Domestic Postpartum Rehabilitation Service Industry in China
China is the second-largest consumer market for maternal, infant, and child products, trailing only the United States. With 20 million new mothers added annually in China and the implementation of the universal two-child policy, the postpartum female population has grown rapidly. As consumption upgrades take hold, people are placing greater emphasis on health. Data from Babytree indicates that the maternal and infant product market will exceed RMB 3.5 trillion in 2020, while the pregnant women’s services market will reach a scale of RMB 16.7 billion, accounting for only 0.0046% of the entire maternal and infant market. The growth rate from 2015 to 2020 reached as high as 51%. The market for pregnant women’s products will amount to RMB 125.4 billion, representing merely 0.03% of the overall maternal and infant market. The market potential is enormous.
The growing demand for postpartum services in China is reflected in all aspects of consumption upgrading. The latest report on the professional development of fitness coaches, released by the General Administration of Sport of China, also shows that the demand for professional training among fitness coaches is mainly focused on rehabilitation, postpartum rehabilitation, and the use of small equipment as well as comprehensive physical fitness enhancement.

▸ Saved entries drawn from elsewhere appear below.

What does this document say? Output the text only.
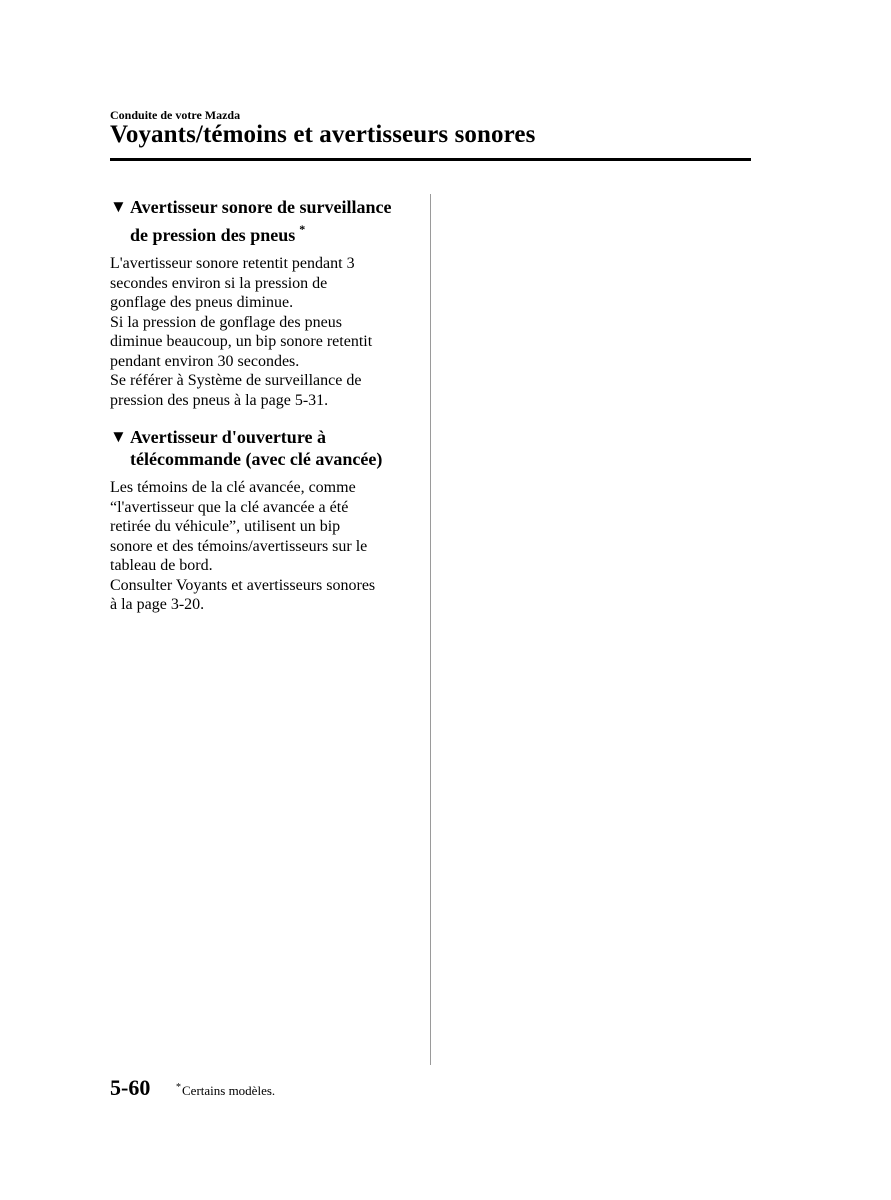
Conduite de votre Mazda
Voyants/témoins et avertisseurs sonores
▼ Avertisseur sonore de surveillance
de pression des pneus *

L'avertisseur sonore retentit pendant 3
secondes environ si la pression de
gonflage des pneus diminue.
Si la pression de gonflage des pneus
diminue beaucoup, un bip sonore retentit
pendant environ 30 secondes.
Se référer à Système de surveillance de
pression des pneus à la page 5-31.

▼ Avertisseur d'ouverture à
télécommande (avec clé avancée)

Les témoins de la clé avancée, comme
“l'avertisseur que la clé avancée a été
retirée du véhicule”, utilisent un bip
sonore et des témoins/avertisseurs sur le
tableau de bord.
Consulter Voyants et avertisseurs sonores
à la page 3-20.

5-60	*Certains modèles.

In China, 71.2% of users access mobile women’s health platforms from home. According to data from Bida Consulting, the future development of mobile women’s health platforms in China will trend toward specialization, intelligent healthcare integration, and commercialization. Currently, the predominant business model for women’s health apps relies on tool-based products—such as menstrual cycle and physical condition tracking—as their core competency. These platforms leverage a large user base to evolve into online communities for women, which are subsequently converted into e-commerce platforms. The primary constraint on their growth is the severe homogenization and insufficient professionalization among existing mobile women’s health apps in China.
A similar pelvic floor exercise app in China primarily focuses on enhancing sexual experience rather than women's health, resulting in a narrowed product scope. Currently, its paid conversion rate remains low.
The key to Mutu’s achievement of a 100% customer satisfaction rate lies in enhancing product added value. Its product architecture is structured with video-based offerings as the foundational layer, while the intermediate layer features community-driven knowledge sharing and plans to onboard more professional physical therapists and fitness coaches in the future. This differentiated positioning among postpartum rehabilitation products has earned substantial user trust.